E. Kerangka Pemikiran
Mata pelajaran Quran Hadits di Madrasah Aliyah adalah salah satu mata
pelajaran pendidikan Agama Islam yang merupakan peningkatan dari Quran
Hadits yang telah di pelajari oleh peserta didik di MTs. Peningkatan tersebut
dilakukan dengan cara mempelajari, memperdalam serta memperkarya kajian al-
Quran dan al-Hadits terutama menyangkut dasar-dasar keilmuannya sebagai
persiapan untuk melanjutkan ke pendidikan yang lebih tinggi, serta memahami
dan menerapkan tema-tema tentang manusia dan tanggung jawabnya di muka
bumi, demokrasi serta pengembangan ilmu pengetahuan dan teknologi dalam
perspektif al-Quran dan al-Hadits sebagai persiapan untuk hidup bermasyarakat.
Secara subtansial, mata pelajaran Quran Hadits memiliki kontribusi dalam
memberikan motivasi kepada peserta didik untuk mempelajari dan mempraktikan
ajaran dan nilai-nilai yang terkandung dalam Quran Hadits sebagai sumber utama
ajaran Islam dan sekaligus menjadi pegangan dan pedoman hidup dalam
kehidupan sehari-hari. Mata pelajaran Quran Hadits di tingkat Madrasah Aliyah
bertujuan untuk:
6
1. Meningkatkan kecintaan peserta didik terhadap al-Quran dan al-Hadits.
2. Membekali peserta didik dengan dalil-dalil yang terdapat dalam al-Quran
Hadits sebagai pedoman dalam menyikapi dan menghadapi kehidupan.
3. Meningkatkan pemahaman dan pengamalan isi kandungan al-Quran dan al-
Hadits yang dilandasi oleh dasar-dasar keilmuan tentang al-Qur’an dan hadits.

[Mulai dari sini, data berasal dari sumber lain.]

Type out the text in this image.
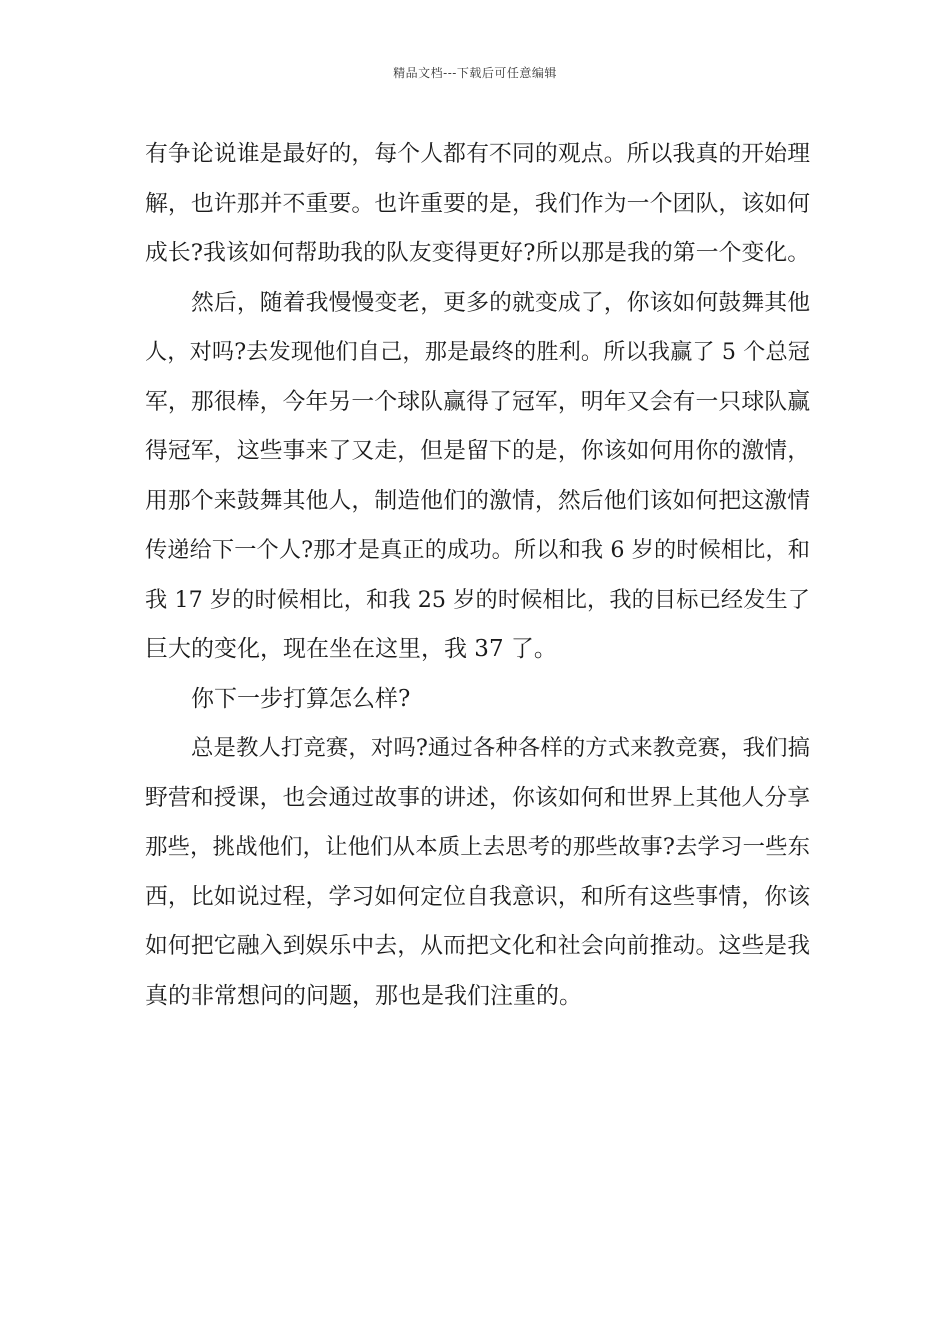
精品文档---下载后可任意编辑
有争论说谁是最好的，每个人都有不同的观点。所以我真的开始理
解，也许那并不重要。也许重要的是，我们作为一个团队，该如何
成长?我该如何帮助我的队友变得更好?所以那是我的第一个变化。
然后，随着我慢慢变老，更多的就变成了，你该如何鼓舞其他
人，对吗?去发现他们自己，那是最终的胜利。所以我赢了 5 个总冠
军，那很棒，今年另一个球队赢得了冠军，明年又会有一只球队赢
得冠军，这些事来了又走，但是留下的是，你该如何用你的激情，
用那个来鼓舞其他人，制造他们的激情，然后他们该如何把这激情
传递给下一个人?那才是真正的成功。所以和我 6 岁的时候相比，和
我 17 岁的时候相比，和我 25 岁的时候相比，我的目标已经发生了
巨大的变化，现在坐在这里，我 37 了。
你下一步打算怎么样?
总是教人打竞赛，对吗?通过各种各样的方式来教竞赛，我们搞
野营和授课，也会通过故事的讲述，你该如何和世界上其他人分享
那些，挑战他们，让他们从本质上去思考的那些故事?去学习一些东
西，比如说过程，学习如何定位自我意识，和所有这些事情，你该
如何把它融入到娱乐中去，从而把文化和社会向前推动。这些是我
真的非常想问的问题，那也是我们注重的。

Salah satu bentuk cara untuk memperkaya kajian Al-Quran inilah yaitu dengan
penerapan Qiroat As-Sab’ah dalam materi pelajaran Quran dan Hadits. Membahas
salah satu cabang dalam ulumul Qur’an yakni ilmu Qira’at al-Qur’an tidak terlepas
dengan apa yang disebut dengan Sab’ah Ahruf (Tujuh Huruf). Dalam satu riwayat,
Nabi SAW bersabda : “Sesungguhnya al-Quran ini telah diturunkan dalam Tujuh
Huruf, maka bacalah olehmu mana yang mudah dari padanya” (HR. Bukhari)
Para ulama berbeda pendapat tentang makna ‘Tujuh Huruf’ pada hadits di atas.
Diantara perbedaan tersebut adalah:
1. Al-Quran mengandung tujuh bahasa Arab yang memiliki satu makna.
2. Tujuh dialek bahasa kabilah Arab yaitu Qurays, Hudzail, Tamim, Tasqif,
Hawazin, Kinanah dan Yaman.
3. Tujuh aspek kewahyuan seperti perintah, larangan, janji, halal, haram,
muhkam, mutasyabih dan amtsal.
4. Tujuh perubahan perbedaan yaitu ism, i’rab, tashrif, taqdim dan ta’khir,
tabdil dan tafkhim.
5. Tujuh huruf diartikan bilangan yang sempurna seperti 70, 700, 7000 dan
seterusnya.
6. Tujuh Qira’at yang disebut dengan Qiraah Sab’ah.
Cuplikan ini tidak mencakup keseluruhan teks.